Le gouvernement autrichien est accusé d’instrumentaliser le meurtre d’une jeune fille de 13 ans alors que les principaux suspects sont tous originaires d’Afghanistan.
Le sujet ne manque pourtant pas de diviser la coalition gouvernementale composée des conservateurs du chancelier Sebastian Kurz et du parti des Verts.
Peu avant le drame, ces derniers avaient une nouvelle fois vivement critiqué ces expulsions, au vu de la dégradation de la situation sécuritaire en Afghanistan.
La ministre autrichienne de la Justice, Alma Zadic, s’était ainsi prononcée en faveur d’une éventuelle suspension des renvois. Cet appel risque désormais de ne plus être entendu (...)

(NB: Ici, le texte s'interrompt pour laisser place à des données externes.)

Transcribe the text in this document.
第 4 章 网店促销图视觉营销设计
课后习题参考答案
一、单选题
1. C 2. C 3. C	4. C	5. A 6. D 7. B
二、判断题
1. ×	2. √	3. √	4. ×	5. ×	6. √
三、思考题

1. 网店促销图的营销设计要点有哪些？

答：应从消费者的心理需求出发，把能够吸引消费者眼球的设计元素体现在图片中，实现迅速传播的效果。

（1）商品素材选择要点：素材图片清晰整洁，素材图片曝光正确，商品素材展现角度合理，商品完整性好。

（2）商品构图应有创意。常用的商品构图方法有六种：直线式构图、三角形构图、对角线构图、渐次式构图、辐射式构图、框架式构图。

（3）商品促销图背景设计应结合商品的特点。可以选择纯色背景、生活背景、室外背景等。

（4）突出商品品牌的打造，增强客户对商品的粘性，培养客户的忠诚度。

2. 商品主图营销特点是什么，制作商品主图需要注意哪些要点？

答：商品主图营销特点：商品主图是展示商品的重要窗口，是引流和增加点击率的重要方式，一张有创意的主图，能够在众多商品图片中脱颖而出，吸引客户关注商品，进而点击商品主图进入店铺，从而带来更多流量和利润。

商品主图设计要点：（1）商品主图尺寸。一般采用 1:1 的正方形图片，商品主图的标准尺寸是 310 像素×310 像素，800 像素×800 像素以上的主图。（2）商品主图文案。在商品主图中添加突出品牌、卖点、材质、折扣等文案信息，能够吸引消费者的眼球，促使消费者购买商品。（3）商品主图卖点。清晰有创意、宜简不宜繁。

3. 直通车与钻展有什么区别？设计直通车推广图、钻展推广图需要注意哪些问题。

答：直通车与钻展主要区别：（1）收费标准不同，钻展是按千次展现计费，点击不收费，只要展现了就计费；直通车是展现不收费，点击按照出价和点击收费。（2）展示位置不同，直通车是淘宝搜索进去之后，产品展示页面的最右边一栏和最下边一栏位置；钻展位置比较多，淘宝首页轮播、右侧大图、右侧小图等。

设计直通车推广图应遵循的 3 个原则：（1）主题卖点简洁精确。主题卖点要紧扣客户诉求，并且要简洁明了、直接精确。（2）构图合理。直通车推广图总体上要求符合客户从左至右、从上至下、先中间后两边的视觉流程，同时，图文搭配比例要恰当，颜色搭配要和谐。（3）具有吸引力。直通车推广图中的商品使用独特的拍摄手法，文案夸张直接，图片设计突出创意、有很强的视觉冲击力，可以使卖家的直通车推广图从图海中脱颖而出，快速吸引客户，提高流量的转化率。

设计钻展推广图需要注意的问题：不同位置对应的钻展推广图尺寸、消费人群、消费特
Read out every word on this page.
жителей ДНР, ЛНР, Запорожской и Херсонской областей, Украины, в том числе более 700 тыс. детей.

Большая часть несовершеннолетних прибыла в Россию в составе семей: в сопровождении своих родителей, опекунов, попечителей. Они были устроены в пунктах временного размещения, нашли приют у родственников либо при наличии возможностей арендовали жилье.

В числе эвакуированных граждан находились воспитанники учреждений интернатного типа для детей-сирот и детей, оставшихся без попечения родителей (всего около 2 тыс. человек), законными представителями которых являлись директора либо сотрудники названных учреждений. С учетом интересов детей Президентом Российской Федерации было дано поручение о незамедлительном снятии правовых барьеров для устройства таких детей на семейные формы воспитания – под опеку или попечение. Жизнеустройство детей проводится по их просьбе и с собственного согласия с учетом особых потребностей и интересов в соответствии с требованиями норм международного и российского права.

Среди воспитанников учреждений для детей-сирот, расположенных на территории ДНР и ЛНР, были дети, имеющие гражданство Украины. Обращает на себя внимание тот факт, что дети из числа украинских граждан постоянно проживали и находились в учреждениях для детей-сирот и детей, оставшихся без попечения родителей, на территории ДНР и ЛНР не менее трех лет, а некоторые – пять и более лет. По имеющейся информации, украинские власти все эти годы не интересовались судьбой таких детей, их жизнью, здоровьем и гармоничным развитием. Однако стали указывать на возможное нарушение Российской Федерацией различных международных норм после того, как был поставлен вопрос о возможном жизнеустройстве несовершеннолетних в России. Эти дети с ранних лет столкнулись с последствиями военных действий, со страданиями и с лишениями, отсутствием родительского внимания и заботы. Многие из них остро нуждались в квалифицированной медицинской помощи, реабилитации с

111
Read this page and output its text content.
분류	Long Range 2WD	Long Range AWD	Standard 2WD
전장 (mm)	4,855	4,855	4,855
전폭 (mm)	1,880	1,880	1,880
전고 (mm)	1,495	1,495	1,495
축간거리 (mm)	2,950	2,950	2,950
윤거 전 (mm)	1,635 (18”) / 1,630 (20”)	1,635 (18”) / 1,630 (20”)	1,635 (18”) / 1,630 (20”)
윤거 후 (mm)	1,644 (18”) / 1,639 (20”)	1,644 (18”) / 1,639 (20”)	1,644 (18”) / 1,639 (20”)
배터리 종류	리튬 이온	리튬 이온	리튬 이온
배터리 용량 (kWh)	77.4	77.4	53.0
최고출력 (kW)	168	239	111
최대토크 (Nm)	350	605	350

Des conséquences désastreuses pour les demandeurs d’asile
Sebastian Kurz a promis de tout faire pour que les auteurs de ce crime soient sévèrement punis. "Je pense qu’il est intolérable que des gens viennent chez nous, demandent une protection et commettent des crimes aussi cruels et barbares", a-t-il déclaré.
Si les Verts se sont dits choqués par ce "meurtre horrible", Meri Disoski, porte-parole du parti, estime qu’il s’agit un cas de "violence masculine" et que l’origine des suspects n’a pas sa place dans le débat. (...)
De son côté, le parti d’opposition d’extrême-droite FPÖ appelle à une intensification des expulsions vers l’Afghanistan et vers la Syrie.
Le nouveau président du parti et ancien ministre de l’Intérieur, Herbert Kickl, exige que les demandes d’asile ne soient plus traitées sur le sol autrichien. (...)
Pour les groupes de défense des droits de l’Homme, ces déclarations ne font qu’attiser les préjugés racistes à l’encontre des plus de 40 000 personnes d’origine afghane vivant en Autriche.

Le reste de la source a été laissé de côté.